Biosynthesis of enantiopure (S)-3-hydroxybutyrate from glucose through the inverted fatty acid β-oxidation pathway by metabolically engineered Escherichia coli

- E. coli was engineered to synthesise 3-hydroxybutyrate (3-HB) from glucose via inverted fatty acid β-oxidation.
- Enantioselective biosynthesis of (S)-form of 3-HB through engineered pathway was proved.
- 9.58 g/L of enantiopure (S)-3-HB was produced with yield of 66% of theoretical maximum.

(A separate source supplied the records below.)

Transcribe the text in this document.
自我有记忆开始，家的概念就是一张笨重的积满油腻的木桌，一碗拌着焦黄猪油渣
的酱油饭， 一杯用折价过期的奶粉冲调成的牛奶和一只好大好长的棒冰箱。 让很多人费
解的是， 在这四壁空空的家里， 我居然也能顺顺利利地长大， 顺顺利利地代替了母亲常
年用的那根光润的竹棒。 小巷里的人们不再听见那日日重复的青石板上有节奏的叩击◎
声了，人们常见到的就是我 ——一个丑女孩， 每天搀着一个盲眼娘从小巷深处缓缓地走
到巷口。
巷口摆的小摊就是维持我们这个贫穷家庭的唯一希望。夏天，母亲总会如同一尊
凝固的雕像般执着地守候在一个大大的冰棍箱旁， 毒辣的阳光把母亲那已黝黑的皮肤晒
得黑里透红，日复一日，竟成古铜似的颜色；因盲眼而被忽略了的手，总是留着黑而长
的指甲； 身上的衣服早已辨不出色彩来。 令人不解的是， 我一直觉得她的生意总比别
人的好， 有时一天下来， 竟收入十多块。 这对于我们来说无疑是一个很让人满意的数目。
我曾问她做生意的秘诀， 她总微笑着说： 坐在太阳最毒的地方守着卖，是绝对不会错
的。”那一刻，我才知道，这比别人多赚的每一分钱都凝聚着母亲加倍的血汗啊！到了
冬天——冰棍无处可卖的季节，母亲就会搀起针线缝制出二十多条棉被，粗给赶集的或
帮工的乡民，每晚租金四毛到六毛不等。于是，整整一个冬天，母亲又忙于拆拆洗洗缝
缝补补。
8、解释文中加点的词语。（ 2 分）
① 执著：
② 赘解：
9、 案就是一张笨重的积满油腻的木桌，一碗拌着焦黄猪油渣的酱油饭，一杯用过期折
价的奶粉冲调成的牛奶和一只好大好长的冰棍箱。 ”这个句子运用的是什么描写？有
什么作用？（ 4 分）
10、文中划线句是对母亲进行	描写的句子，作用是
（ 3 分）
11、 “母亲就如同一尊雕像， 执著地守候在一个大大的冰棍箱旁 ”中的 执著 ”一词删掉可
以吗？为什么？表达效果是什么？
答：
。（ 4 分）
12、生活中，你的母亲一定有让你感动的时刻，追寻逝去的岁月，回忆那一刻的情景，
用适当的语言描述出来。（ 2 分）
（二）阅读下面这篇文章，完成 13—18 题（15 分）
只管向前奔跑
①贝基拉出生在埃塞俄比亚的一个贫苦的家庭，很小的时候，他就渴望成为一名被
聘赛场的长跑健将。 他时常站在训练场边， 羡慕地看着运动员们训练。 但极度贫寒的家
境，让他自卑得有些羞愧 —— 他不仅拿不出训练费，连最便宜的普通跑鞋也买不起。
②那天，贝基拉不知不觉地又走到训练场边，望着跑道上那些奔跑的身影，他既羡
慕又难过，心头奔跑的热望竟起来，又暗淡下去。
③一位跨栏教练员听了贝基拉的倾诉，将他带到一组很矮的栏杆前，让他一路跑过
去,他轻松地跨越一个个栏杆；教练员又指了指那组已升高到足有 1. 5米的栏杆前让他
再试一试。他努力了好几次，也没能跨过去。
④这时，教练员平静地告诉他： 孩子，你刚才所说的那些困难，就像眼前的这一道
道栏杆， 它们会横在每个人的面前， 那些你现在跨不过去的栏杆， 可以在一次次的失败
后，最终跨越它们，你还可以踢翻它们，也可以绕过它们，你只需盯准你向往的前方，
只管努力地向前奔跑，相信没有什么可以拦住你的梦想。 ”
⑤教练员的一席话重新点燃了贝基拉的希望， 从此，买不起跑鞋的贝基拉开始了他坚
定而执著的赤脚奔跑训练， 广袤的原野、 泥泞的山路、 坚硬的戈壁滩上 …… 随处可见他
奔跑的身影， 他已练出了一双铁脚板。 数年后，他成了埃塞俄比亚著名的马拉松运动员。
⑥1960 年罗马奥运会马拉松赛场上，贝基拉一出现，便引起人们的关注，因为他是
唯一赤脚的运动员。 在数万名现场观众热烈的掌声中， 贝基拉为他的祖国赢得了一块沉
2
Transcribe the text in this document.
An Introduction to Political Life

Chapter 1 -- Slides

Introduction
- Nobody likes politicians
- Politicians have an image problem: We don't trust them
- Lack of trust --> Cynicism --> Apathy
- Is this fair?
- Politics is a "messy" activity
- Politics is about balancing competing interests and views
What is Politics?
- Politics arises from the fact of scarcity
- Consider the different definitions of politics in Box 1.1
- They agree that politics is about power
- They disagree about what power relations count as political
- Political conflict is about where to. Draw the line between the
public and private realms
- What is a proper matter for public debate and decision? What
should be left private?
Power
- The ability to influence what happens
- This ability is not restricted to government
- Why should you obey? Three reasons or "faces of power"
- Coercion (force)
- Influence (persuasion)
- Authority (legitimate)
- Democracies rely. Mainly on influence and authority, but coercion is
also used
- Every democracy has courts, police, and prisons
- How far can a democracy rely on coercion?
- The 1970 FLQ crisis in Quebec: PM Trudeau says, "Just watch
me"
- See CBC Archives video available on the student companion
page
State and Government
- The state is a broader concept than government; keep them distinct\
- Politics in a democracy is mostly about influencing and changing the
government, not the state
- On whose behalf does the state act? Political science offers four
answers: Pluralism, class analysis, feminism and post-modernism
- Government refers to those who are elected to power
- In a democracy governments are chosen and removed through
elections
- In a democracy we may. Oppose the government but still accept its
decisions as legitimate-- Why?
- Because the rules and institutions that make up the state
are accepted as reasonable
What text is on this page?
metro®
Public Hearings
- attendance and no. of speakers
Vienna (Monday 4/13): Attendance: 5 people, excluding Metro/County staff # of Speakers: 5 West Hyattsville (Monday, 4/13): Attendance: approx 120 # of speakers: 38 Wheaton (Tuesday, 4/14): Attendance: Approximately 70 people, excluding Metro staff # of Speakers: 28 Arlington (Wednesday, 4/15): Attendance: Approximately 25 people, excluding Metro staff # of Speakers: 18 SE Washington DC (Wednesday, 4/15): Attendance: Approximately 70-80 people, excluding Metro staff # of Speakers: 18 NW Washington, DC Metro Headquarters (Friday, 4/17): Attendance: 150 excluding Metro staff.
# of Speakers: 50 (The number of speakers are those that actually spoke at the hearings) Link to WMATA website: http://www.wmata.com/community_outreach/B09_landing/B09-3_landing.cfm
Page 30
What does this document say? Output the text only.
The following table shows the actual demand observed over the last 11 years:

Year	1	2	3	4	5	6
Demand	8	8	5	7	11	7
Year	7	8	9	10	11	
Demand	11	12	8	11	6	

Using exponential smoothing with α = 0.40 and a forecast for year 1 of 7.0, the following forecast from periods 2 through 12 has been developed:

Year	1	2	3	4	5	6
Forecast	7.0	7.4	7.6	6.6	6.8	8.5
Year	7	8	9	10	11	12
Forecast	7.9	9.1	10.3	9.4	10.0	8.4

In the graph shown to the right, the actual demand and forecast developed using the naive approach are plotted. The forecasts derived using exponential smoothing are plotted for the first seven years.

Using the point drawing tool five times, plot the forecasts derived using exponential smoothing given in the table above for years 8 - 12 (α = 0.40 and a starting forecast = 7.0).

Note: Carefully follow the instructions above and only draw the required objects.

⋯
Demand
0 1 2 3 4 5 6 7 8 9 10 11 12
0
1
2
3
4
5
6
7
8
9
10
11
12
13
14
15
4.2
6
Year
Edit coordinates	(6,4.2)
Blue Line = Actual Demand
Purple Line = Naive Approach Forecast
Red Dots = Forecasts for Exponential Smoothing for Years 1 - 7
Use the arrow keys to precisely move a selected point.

Enantiomers of 3-hydroxybutyric acid (3-HB) can be used as the chiral precursors for the production of various optically active fine chemicals, including drugs, perfumes, and pheromones. In this study, Escherichia coli was engineered to produce (S)-3-HB from glucose through the inverted reactions of the native aerobic fatty acid β-oxidation pathway. Expression of only specific genes encoding enzymes responsible for the conversion of acetyl-CoA to acetoacetyl-CoA, reduction of acetoacetyl-CoA to 3-hydroxybutyryl-CoA and subsequent hydrolysis of 3-hydroxybutyryl-CoA to 3-HB was directly upregulated in an engineered strain. The operation of multiple turns of the inverted fatty acid β-oxidation was precluded by the deletion of gene encoding enzyme that catalyse the terminal stage of the respective cycle. While the overexpression of the C-acetyltransferase gene enabled 3-HB biosynthesis through the inverted fatty acid β-oxidation, the efficient conversion of glucose to the target product was achieved resulting from the additional overexpression of the gene encoding appropriate termination thioesterase II. The engineered strain synthesised the (S)-stereoisomer of 3-HB with an enantiomeric excess of more than 99%. Under microaerobic conditions, up to 9.58 g/L of enantiopure (S)-3-HB was produced from glucose, with a yield of 66% of the theoretical maximum.